Asset quality improved with gross non-performing assets (GNPAs) at 7.93 per cent in December 2022, compared with 11.62 per cent a year ago. Sequentially, GNPAs were down from 8.45 per cent in September 2022.
Net NPAs dipped to 2.14 per cent from 4.09 per cent a year ago. Sequentially, they improved from 2.64 per cent in July-September 2022.
The bank’s guidance says it aims to reduce Gross NPAs below 9 per cent by March 2023, but the actual level would be much lower.
The provision coverage ratio (PCR) rose to 88.5 per cent for the quarter under review from 82.8 per cent a year ago.

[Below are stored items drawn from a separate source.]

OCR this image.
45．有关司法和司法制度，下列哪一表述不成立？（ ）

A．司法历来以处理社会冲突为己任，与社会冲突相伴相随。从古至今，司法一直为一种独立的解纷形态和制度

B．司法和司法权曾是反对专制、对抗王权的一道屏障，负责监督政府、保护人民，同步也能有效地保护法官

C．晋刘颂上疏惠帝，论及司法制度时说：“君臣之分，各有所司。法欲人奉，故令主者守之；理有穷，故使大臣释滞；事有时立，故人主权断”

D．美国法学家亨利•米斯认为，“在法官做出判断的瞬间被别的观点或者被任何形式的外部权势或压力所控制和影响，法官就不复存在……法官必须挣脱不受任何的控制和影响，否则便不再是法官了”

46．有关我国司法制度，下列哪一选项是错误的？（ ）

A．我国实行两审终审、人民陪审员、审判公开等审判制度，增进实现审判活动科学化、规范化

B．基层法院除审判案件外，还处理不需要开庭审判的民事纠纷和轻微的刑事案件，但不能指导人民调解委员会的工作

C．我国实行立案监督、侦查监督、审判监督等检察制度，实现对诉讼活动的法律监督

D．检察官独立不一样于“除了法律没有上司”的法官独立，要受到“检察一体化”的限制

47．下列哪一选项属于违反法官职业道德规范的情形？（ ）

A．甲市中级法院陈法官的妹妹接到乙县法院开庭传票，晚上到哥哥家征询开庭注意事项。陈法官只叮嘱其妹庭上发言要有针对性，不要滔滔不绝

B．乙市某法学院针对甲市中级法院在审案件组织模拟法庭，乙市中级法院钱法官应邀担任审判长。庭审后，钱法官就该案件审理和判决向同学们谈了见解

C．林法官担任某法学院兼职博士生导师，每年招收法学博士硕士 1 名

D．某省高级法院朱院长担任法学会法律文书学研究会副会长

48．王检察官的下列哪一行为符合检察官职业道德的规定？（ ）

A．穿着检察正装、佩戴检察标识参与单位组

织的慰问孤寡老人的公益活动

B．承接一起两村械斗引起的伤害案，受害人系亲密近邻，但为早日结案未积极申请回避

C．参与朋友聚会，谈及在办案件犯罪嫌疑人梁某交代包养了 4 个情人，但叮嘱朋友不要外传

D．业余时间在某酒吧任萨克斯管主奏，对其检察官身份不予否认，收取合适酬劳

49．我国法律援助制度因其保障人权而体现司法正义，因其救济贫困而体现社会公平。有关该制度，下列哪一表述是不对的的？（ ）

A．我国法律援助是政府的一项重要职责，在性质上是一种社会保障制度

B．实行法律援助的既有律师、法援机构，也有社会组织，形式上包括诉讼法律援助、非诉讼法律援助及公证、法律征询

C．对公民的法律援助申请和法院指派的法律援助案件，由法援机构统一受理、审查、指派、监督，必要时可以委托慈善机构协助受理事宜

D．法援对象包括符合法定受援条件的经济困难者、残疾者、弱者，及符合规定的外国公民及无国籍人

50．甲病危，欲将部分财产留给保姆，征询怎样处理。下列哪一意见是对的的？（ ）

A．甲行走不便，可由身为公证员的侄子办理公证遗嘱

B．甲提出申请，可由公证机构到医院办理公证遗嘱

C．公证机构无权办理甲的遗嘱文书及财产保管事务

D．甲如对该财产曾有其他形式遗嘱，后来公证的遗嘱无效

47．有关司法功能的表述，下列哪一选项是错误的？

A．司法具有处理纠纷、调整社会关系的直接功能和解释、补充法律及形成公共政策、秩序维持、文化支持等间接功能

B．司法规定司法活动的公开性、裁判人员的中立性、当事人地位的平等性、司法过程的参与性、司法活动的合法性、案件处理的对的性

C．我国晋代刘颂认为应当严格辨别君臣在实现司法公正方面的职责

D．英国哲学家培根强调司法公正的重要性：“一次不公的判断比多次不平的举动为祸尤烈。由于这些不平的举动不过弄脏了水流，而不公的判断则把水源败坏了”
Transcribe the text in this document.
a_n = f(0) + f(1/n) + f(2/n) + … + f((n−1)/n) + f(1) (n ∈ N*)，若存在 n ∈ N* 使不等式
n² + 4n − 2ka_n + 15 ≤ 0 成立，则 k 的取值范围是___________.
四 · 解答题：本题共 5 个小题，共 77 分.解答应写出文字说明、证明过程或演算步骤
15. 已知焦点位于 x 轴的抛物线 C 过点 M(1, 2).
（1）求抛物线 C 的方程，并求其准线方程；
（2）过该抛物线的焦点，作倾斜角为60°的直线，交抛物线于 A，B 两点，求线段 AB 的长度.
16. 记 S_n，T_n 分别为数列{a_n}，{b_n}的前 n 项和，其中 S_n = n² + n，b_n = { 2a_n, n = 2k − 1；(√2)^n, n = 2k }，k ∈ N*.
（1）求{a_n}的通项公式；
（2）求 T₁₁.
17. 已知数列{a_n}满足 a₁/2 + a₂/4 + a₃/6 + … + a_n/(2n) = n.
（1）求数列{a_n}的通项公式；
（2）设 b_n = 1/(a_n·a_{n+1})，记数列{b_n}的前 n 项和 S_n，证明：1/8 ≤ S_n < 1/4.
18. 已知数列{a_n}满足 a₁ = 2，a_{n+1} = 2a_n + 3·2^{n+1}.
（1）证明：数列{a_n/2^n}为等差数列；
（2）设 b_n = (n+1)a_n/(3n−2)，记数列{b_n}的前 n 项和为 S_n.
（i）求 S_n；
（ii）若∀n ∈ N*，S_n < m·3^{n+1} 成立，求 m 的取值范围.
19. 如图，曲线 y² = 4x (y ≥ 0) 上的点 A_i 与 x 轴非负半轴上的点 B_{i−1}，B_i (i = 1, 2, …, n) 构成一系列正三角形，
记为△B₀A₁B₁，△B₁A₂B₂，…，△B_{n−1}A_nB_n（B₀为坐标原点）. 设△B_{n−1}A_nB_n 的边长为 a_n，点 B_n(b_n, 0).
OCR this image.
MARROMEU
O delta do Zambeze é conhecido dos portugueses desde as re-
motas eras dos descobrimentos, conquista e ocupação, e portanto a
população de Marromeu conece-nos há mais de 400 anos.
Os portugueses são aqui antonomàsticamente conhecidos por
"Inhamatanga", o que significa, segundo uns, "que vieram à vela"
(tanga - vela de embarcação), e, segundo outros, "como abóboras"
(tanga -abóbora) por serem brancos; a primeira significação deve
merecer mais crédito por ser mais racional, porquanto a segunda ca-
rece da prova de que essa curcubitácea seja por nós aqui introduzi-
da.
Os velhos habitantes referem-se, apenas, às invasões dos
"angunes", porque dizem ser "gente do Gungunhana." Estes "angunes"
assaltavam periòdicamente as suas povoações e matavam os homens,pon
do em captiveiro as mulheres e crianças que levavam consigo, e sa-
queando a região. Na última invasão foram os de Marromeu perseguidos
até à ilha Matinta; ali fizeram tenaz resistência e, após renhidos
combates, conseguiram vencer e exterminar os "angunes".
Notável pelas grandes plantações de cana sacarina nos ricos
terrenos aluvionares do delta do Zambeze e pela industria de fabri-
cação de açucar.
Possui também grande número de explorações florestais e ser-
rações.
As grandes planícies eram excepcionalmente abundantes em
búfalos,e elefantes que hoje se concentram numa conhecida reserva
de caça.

Sequentially, it improved from 86.61 per cent in July-September 2022.
On the business expansion front, the bank’s loan book grew by 20.09 per cent YoY to Rs 8.04 trillion for the third quarter ended December 2022.
Deposits grew 13.61 per cent YoY to Rs 10.65 trillion in October-December 2022. The share of low-cost money, current account and savings account (CASA) deposits, declined to 35.3 per cent at end of December 2022 from 36.99 per cent in July-September 2022 and 35.63 per cent a year ago.
The bank has guided for credit growth of 10-12 per cent and deposit of 10 per cent in FY23. While there is gap in growth rates of advances and deposits, it has adequate liquidity like excess bonds portfolio of Rs 50,000 crore which could monetised to support credit demand, Manimekhalai said.